A highlight of the opening ceremony was the barely announced arrival of ace music composer Ryuichi Sakamoto. He strode across the stage and knocked out a piano medley, including a segment from “Merry Christmas, Mr. Lawrence.” Sakamoto later received the Asian Filmmaker of the Year award.
His acceptance speech was personal, and political. And it may have resonated among the festival organizers. “Finally peace is coming to the Korean peninsula. As an Asian, I feel great happiness,” he said.
That sentiment was echoed by Busan mayor, Oh Keo-don. Although he was away in Pyeongyang, he sent a taped greeting, and suggested an “inter-Korean film festival.”
Other international visitors included Cannes selector Christian Jeune. Martine and Jean-Marc Therouanne, co-founders of France’s Vesoul Film Festival, were on hand to accept an award for their part in globalizing Korean cinema.
The evening’s clearest evidence of normalcy was the screening of a Korean-made film “Beautiful Days” as the festival opener. By first-time fiction feature director Jero Yun, the film focuses on the dissolution and restoration of a North Korean family. It boasts audience favorite actress Lee Na-young in her first film for some six years.
Lee Na-Young, Jang Dong-yoon, Oh Kwang-rok, Lee Yu-jun and Seo Hyun-woo were in attendance for the film. Top Korean actors Hyun Bin and Jang Dong-gun also walked the red carpet, representing Korean period drama “Rampant.”
Audience reaction bordered on the hysterical for the “Herstory” team of director Min Kyu-dong, and veteran actress Kim Hae-sook. K-pop got a look in with EXO’s Chinese member Zhang Yixing and Girls’ Generation star Choi Soo-young both in town for their acting roles – in “The Island” and “Memories of a Dead End” respectively.
Past Busan regulars were present again this year. They included: actors Shin Sung-il, Ahn Sung-ki, and Moon Sung-keun. The 82-year-old director Im Kwon-taek made a dignified entrance, accompanied by his wife and young grandson.
Making a similar comeback, after a hiatus, the major Korean studio groups, CJ Entertainment, Lotte, Showbox and N.E.W., are this week all expected to host major parties in Busan. These events, which serve as showcases for upcoming movie slates and distribution muscle, had either been cancelled or toned down due to an air of austerity.
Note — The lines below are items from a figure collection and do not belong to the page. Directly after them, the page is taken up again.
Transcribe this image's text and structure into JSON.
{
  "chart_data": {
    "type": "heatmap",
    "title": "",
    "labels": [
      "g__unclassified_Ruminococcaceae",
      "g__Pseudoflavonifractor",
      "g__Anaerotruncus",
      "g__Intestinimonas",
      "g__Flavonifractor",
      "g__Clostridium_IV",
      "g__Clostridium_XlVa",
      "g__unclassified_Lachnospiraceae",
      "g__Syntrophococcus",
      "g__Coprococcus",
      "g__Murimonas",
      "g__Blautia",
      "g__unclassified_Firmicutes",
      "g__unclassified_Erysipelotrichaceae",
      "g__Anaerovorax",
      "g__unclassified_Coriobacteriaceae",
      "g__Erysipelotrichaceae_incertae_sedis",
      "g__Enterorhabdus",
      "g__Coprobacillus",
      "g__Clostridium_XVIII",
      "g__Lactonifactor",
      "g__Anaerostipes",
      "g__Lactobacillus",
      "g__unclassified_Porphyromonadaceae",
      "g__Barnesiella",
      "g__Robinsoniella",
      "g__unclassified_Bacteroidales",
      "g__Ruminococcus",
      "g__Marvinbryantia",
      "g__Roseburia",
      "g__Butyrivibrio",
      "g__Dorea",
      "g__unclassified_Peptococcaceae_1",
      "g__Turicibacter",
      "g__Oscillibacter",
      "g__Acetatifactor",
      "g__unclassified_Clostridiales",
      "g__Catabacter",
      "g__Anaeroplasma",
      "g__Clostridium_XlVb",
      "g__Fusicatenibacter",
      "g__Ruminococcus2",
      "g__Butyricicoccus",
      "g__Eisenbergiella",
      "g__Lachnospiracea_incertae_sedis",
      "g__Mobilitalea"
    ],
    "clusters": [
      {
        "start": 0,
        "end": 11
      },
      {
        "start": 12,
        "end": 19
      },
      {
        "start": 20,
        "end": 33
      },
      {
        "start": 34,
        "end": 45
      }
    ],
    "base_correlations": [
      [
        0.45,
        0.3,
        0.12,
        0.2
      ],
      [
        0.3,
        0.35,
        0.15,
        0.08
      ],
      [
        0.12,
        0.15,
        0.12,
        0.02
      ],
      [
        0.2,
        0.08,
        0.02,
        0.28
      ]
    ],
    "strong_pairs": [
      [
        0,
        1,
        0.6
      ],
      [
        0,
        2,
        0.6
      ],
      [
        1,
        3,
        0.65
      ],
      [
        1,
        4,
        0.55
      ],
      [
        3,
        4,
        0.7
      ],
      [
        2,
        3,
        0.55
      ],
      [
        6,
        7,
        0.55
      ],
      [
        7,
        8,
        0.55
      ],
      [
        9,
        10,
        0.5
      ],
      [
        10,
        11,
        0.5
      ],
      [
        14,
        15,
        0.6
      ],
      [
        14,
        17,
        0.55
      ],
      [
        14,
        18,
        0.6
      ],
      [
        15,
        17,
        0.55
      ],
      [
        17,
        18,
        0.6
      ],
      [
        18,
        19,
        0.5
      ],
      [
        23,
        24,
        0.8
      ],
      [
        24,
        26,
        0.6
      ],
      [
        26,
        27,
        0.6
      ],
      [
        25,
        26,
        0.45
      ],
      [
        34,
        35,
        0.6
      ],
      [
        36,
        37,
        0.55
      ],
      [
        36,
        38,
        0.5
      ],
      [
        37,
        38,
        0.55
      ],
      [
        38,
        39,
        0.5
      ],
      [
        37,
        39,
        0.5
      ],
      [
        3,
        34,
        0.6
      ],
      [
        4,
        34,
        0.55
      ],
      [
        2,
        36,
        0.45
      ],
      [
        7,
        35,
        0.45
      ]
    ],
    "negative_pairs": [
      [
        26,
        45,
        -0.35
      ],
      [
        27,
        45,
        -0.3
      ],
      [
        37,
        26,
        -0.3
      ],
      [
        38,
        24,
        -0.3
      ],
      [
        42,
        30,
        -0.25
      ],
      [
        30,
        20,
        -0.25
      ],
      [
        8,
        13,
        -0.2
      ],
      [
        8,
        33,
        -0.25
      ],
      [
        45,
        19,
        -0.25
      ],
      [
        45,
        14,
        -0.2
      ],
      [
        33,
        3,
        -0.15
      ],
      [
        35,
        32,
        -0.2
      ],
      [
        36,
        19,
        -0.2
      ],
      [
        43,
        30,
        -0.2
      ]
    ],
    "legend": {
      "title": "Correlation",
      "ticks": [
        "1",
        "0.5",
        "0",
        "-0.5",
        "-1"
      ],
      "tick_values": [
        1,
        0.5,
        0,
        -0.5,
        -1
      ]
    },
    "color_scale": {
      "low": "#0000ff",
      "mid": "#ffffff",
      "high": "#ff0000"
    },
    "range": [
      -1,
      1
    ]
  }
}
Busan’s position as an industry event also looks solid enough, after a couple of years in which politics conspired to keep away many Chinese executives. Busan’s Asian Film Market this year boasts an enlarged European presence.
Hollywood’s Patrick Hughes will give a talk on“The Hitman’s Bodyguard,” while star producer Jason Blum will discuss matters ranging from “Paranormal Activity” and “Get Out” to “Whiplash” and “BlacKkKlansman.”
But otherwise, the festival selection, made in a shortened time frame, leans heavily on Asian titles. Among the film highlights playing out over the next days are Zhang Yimou’s “Shadow,” Ho Wi Ding’s “Cities of Last Things,” Naomi Kawase’s “Vision,” Stanley Kwan’s “First Night Nerves” and Ash Mayfair’s “The Third Wife.” The week will round off with the world premiere of the Yuen Woo-ping-directed “Master Z: The Ip Man Legacy.”